Flag Gang – Super Sunday Before the Storm

The Sound Before the Storm

  • The Hot 8 Brass Band Lost Recording Series
  • New Orleans, Super Sunday 2005
  • Flag Gang

Just about a year before the Super Sunday parade, the virtuoso Hot 8 trombonist, Joe Williams, got shot and killed for nothing nobody who was there could fit to the tales the police and city officials would tell of it. There were many witnesses. Joe was shot inside his truck by the police while his hands were up, sticking out the window like they’d bull-horned him to do. The bright lights on him, the police all around, guns drawn, they just opened fire. They had all kinds of horseshit stories for why it was right for them to shoot him down dead like that. These are the kinds of things that can happen in New Orleans.

They waited around for three hours to call the paramedics, Joe still moving, blood leaking out, body hanging out the half open door of his truck. They stood round and watched him die. Some took their uniforms off, sick to their stomachs. Some stood there, angry, sweating, scared in the hot August night heat. They pushed the growing crowd back from the scene so nobody else could see how it looked, so nobody could see what the po-po had done. They knew though. Everybody knew.

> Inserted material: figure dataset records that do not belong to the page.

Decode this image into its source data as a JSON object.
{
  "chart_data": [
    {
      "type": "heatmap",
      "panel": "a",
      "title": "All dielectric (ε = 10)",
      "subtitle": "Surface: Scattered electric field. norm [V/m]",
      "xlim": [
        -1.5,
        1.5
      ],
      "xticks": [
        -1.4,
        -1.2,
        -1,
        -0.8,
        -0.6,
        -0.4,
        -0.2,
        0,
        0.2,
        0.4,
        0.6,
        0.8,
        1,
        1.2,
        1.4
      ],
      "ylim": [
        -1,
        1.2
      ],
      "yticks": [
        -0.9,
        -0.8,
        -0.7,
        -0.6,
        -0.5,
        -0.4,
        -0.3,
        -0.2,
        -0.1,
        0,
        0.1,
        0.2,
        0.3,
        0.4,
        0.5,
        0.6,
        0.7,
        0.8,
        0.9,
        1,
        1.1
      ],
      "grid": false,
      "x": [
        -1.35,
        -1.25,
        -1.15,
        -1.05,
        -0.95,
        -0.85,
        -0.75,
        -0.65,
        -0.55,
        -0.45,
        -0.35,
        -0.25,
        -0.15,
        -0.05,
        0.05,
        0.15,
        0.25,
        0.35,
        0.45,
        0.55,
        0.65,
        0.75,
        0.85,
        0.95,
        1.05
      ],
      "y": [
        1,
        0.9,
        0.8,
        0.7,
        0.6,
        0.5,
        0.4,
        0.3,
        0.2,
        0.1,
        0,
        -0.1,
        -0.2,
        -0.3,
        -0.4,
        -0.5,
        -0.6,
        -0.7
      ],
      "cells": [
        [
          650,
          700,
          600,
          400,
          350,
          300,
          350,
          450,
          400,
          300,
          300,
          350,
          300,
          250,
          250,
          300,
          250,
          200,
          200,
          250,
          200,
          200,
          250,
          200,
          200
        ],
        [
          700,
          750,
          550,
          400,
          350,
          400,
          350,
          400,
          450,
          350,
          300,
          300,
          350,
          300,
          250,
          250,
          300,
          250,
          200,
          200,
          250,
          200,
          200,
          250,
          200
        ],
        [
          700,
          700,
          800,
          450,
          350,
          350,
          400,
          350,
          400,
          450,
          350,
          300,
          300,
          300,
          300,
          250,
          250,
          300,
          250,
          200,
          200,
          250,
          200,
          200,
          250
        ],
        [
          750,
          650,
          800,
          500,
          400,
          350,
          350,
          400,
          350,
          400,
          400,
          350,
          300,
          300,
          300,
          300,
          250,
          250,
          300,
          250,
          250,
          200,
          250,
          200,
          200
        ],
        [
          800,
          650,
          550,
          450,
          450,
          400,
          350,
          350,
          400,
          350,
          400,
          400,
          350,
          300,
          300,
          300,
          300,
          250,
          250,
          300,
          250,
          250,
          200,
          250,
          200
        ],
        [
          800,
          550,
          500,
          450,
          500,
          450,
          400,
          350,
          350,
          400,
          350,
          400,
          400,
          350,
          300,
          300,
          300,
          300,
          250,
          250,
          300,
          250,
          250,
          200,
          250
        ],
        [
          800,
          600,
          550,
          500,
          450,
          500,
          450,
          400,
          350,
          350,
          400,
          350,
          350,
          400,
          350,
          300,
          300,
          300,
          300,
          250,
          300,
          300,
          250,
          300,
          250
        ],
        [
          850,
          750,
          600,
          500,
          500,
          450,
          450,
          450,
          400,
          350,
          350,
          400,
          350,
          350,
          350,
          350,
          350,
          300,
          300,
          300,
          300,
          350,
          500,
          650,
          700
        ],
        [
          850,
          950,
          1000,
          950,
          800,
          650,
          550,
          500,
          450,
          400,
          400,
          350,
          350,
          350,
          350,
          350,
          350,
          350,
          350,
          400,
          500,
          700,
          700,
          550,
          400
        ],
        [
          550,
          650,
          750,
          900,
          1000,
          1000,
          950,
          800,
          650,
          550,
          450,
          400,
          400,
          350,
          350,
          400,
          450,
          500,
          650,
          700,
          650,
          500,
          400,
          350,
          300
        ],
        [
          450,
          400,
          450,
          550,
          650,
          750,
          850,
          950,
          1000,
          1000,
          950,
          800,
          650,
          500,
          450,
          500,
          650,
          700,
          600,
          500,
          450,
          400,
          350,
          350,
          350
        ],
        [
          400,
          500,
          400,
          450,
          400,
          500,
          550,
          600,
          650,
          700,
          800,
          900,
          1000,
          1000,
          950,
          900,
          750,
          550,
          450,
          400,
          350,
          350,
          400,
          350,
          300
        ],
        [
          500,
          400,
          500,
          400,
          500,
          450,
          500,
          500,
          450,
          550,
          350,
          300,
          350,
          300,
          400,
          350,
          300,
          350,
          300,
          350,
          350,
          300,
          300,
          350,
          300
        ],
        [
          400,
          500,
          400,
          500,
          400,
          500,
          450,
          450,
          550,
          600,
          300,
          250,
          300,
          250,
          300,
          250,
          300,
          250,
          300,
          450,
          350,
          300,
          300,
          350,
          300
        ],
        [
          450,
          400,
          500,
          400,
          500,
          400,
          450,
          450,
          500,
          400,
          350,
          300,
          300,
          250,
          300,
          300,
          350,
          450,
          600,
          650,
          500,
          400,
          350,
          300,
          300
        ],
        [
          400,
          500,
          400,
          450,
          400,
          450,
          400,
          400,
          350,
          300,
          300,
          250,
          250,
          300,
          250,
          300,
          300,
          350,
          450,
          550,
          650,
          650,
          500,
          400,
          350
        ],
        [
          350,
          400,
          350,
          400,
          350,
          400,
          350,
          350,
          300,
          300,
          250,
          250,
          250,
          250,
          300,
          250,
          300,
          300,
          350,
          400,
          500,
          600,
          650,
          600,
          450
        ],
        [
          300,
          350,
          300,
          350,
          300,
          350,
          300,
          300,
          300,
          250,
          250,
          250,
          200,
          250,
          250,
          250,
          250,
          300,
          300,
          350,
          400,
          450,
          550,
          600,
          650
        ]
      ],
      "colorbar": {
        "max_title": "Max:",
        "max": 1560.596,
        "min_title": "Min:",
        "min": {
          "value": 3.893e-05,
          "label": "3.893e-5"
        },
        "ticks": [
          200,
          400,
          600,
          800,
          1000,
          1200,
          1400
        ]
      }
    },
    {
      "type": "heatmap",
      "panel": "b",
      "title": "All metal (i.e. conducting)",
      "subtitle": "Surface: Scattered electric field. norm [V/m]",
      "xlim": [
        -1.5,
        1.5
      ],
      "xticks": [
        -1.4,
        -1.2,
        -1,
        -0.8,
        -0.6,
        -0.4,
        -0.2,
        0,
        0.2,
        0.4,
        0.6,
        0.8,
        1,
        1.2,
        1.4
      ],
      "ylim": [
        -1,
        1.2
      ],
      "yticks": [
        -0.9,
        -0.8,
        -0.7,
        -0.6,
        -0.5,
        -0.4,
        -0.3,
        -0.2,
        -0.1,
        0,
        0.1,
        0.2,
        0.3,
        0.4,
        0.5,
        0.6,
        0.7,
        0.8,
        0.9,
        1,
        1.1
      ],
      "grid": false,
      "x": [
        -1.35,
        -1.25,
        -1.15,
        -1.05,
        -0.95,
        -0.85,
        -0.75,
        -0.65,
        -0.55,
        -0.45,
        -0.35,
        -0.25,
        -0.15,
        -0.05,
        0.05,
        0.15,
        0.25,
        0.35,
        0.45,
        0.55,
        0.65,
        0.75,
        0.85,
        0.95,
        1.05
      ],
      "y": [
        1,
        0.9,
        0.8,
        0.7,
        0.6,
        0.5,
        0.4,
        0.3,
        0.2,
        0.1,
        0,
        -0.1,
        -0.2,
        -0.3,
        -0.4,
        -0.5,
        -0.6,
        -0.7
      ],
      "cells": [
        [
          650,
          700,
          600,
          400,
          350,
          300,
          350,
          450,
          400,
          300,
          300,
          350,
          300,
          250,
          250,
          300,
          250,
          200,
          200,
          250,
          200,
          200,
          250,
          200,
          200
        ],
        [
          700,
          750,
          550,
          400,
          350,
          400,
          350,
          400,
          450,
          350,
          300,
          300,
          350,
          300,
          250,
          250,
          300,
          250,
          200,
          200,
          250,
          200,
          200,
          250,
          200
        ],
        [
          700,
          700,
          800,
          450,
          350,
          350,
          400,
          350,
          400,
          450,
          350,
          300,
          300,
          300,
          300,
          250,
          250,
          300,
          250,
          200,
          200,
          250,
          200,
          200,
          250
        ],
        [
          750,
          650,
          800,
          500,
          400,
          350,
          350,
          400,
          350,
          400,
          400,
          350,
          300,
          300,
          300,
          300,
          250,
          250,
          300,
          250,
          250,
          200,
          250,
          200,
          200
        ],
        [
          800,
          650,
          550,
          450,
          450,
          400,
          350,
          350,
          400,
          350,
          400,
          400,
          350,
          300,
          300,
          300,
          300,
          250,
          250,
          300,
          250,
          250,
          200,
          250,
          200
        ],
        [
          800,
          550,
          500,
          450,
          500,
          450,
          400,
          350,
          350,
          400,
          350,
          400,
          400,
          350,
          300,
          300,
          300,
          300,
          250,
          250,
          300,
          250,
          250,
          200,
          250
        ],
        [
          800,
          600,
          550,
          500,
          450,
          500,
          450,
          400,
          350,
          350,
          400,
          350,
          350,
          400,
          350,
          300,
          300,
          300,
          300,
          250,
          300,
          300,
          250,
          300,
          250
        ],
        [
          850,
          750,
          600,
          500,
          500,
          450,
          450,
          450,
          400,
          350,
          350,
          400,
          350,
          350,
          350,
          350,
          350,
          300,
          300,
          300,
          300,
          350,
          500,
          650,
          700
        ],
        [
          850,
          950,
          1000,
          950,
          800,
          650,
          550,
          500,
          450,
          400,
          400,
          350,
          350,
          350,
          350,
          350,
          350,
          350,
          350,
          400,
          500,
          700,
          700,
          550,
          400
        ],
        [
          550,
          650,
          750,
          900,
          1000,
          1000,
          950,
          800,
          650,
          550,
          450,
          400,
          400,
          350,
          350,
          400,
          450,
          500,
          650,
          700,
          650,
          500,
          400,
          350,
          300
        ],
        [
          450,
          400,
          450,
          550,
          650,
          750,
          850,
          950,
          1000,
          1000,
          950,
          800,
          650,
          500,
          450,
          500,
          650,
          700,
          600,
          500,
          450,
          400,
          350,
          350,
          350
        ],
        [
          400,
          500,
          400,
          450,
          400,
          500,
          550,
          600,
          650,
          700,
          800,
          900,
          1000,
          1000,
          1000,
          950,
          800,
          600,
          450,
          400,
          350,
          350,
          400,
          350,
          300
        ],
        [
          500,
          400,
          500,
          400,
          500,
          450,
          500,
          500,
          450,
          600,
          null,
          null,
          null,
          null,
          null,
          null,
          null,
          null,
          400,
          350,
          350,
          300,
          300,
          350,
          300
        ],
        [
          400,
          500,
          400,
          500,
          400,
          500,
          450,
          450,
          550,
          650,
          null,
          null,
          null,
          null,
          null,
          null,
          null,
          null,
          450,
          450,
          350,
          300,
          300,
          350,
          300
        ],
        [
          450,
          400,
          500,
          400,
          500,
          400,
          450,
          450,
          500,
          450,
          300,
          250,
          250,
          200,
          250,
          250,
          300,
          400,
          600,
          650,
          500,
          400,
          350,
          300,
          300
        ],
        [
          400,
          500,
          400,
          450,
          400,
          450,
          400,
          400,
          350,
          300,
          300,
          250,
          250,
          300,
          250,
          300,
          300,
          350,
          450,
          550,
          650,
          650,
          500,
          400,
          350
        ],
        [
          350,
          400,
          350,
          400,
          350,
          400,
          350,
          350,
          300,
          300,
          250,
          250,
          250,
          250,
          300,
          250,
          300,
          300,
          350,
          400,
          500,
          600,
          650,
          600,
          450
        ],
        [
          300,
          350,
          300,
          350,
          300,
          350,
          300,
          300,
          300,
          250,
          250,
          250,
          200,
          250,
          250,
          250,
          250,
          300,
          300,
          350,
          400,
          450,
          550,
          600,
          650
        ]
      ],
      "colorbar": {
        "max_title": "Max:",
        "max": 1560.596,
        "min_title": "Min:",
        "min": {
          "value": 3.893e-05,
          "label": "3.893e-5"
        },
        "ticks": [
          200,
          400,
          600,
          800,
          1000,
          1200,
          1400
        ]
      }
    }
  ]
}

There were meetings and overtures and even the mayor said he wanted to get to the bottom of it. But forgiveness is hard when people are forced to just accept and move on.

Not too long after the shooting, around St. Joseph’s night, the 12 Mardi Gras Indian tribes gathered, the fly boys and big chiefs there in full plume regalia. The police let loose again, with billy clubs this time on the Mardi Gras Indians for nothing more than gathering for the parade.

Folks weren’t so surprised it happened, but people can only take so much. When the police do what they want without consequences it creates friction and in this ancient city of music that angst often comes out in the sound.

Heavy sound, which you can hear when you listen to this Super Sunday parade: a great gathering of the Mardi Gras Indians and brass band tribes. Open air music outside in the city streets, the sound moves round New Orleans changing shape in your ear depending on what’s sliding across the city soundscape, motorcycles and buses roaring overhead, co-mingling with the music flowing from the Hot 8’s brass as they march and step down Orleans Street, round the bend, beneath the Claiborne underpass. On Clairborne Avenue you can all but see the ghosts of the giant live oak trees that used to line the most beautiful street in the city, the traditional black meeting place where families would put on their finest and stroll the neutral grounds in the warm springs. The avenue’s been torn up now to make way for a highway over the Tremé, one of the oldest free black neighborhoods in the country.

The Hot 8’s crowd feeling it, charged up with Mardi Gras Indian energy, the lingering memory of Joe Williams death, the police shootings and beatdowns, all these things that never make much sense. The crowd singing and chanting, keeping rhythm, pace and time as their ancestors had done, moving and dancing to warrior rhythms from a long, long time ago. The parade seemed to go on and on, all of us, every one moving through this City of Sound, yearning for that release, to be let go, to be let alone, and for a moment, in the sweep of sound, in a moving sea of black faces, everyone was free.